Karolina Owczarzak has confirmed they were using the F1 score and that different F-scores did not lead to significant improvements. I also added the image I forgot to include in the original post.
Satanjeev Banerjee and Alon Lavie. 2005. METEOR: An Automatic Metric for MT Evaluation with Improved Correlation with Human Judgments. In Proceedings of the Workshop on Intrinsic and Extrinsic Evaluation Measures for MT and/or Summarization at the Association for Computational Linguistics Conference 2005, pages 65-73, Ann Arbor, Michigan.
Aoife Cahill, Michael Burke, Ruth O’Donovan, Josef van Genabith, and Andy Way. 2004. Long-Distance Dependency Resolution in Automatically Acquired Wide-Coverage PCFG-Based LFG Approximations. In Proceedings of the 42nd Annual Meeting of the Association for Computational Linguistics (ACL-04), July 21-26, pages 320-327, Barcelona, Spain.
Ding Liu and Daniel Gildea. 2005. Syntactic Features for Evaluation of Machine Translation.
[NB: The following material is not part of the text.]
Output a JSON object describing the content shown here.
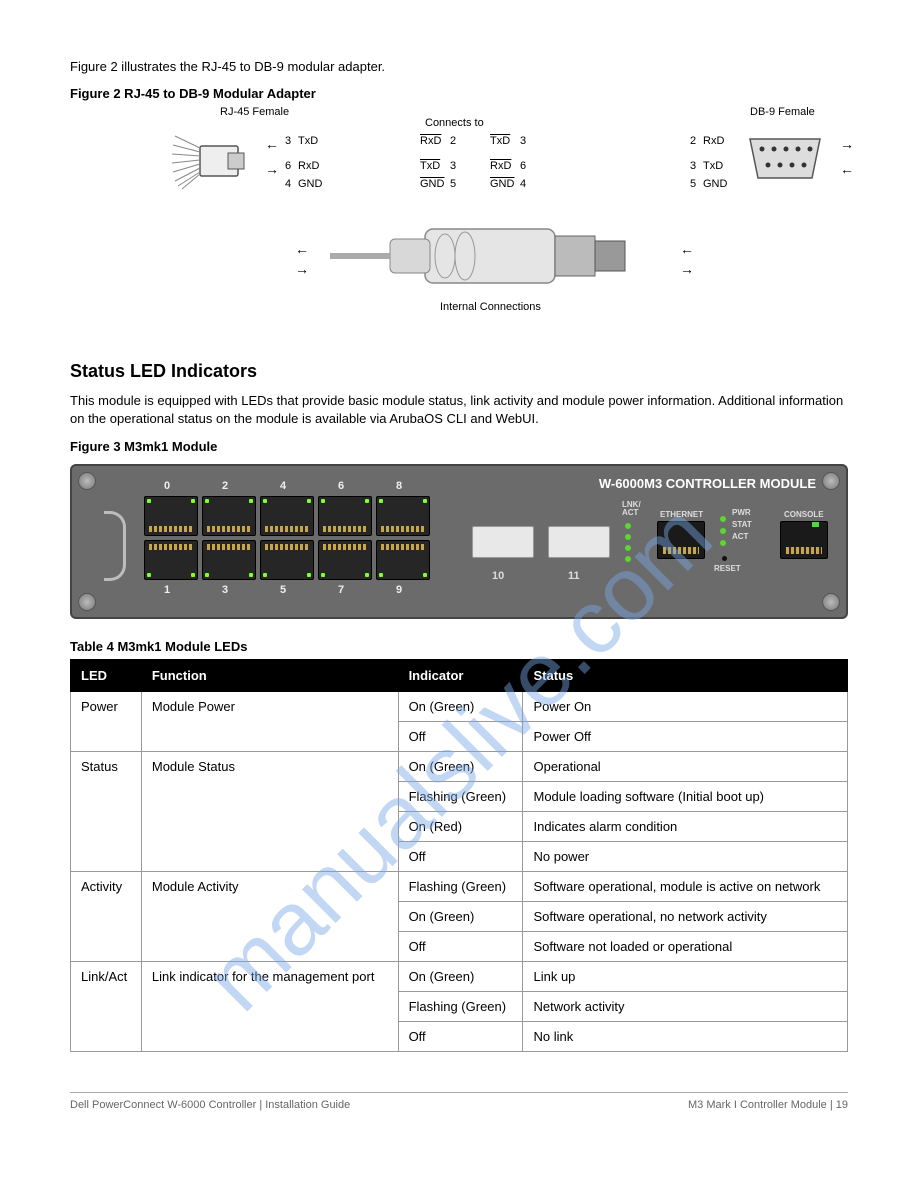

In Proceedings of the Workshop on Intrinsic and Extrinsic Evaluation Measures for Machine Translation and/or Summarization at the Association for Computational Linguistics Conference 2005, Ann Arbor, Michigan.
Karolina Owczarzak, Josef van Genabith, and Andy Way. 2007. Labelled Dependencies in Machine Translation Evaluation. In Proceedings of the Second Workshop on Statistical Machine Translation, pages 104-111, Prague, June 2007.
Grazia Russo-Lassner, Jimmy Lin and Philip Resnik. 2005. A Paraphrase-based Approach to Machine Translation Evaluation. Technical Report LAMP-TR-125/CS-TR-4754/UMIACS-TR-2005-57, University of Maryland, College Park, Maryland.